Major League Baseball told Kolten Wong to ditch Hawaii tribute sleeve
Derrick Goold of the St. Louis Post-Dispatch reports that Major League Baseball has told Cardinals infielder Kolten Wong that he has to get rid of the colorful arm sleeve he’s been wearing, pictured above, that pays tribute to his native Hawaii and seeks to raise awareness of recovery efforts from the destruction caused by the erupting Mount Kilauea.
[Wong] has been notified by Major League Baseball that he will face a fine if he continues to wear an unapproved sleeve that features Hawaiian emblem. Wong said he will stash the sleeve, like Jose Martinez had to do with his Venezuelan-flag sleeve, and find other ways to call attention to his home island.

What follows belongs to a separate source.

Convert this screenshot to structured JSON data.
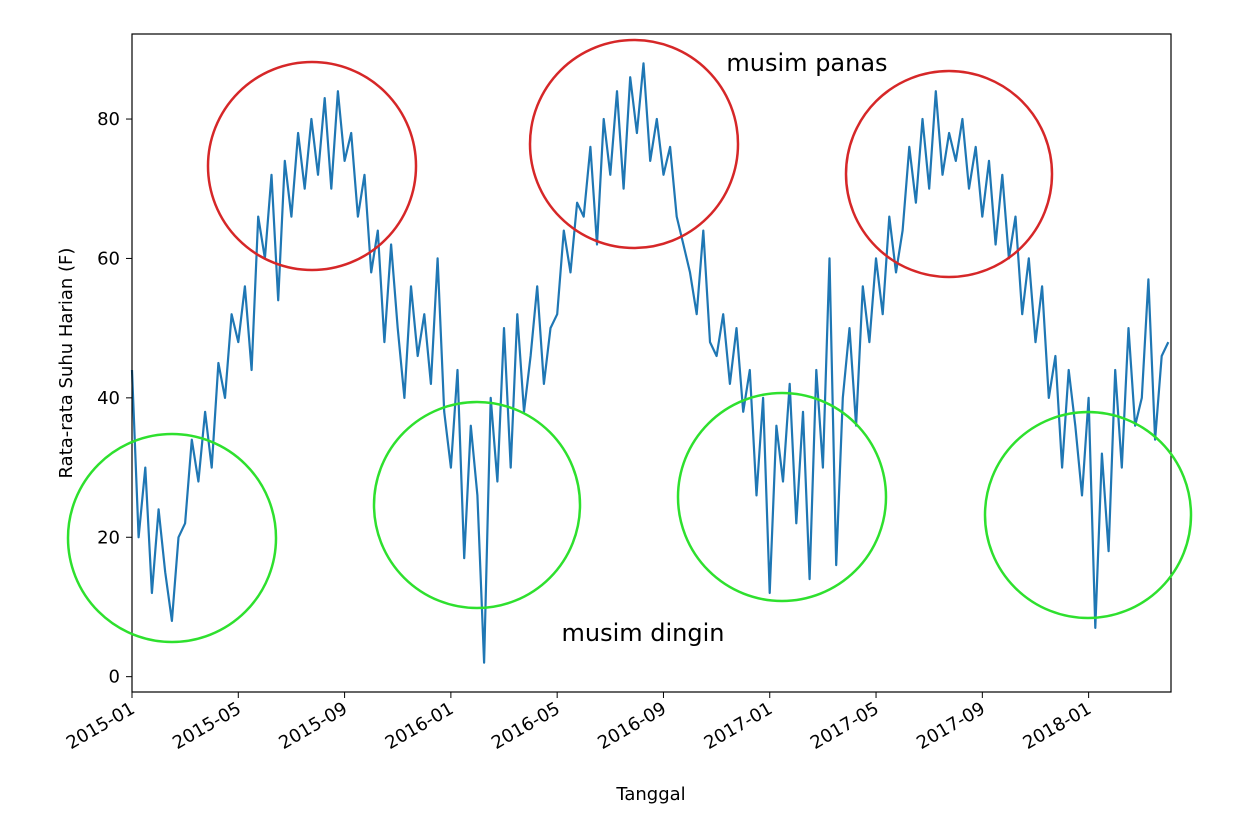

None of these guys are being singled out, it seems. Rather, this is all part of a wider sweep Major League Baseball is making with respect to the uniformity of uniforms. As Goold notes at the end of his piece, however, MLB has no problem whatsoever with players wearing a non-uniform article of underclothing as long as it’s from an MLB corporate sponsor. Such as this sleeve worn by Marcell Ozuna, supplied by Nike that, last I checked, was not in keeping with the traditional St. Louis Cardinals livery:
If Nike was trying to get people to buy Hawaii or Venezuela compression sleeves I’m sure there would be no issue here. They’re not, however, and it seems like creating awareness and support for people suffering from natural, political and humanitarian disasters does not impress the powers that be nearly as much.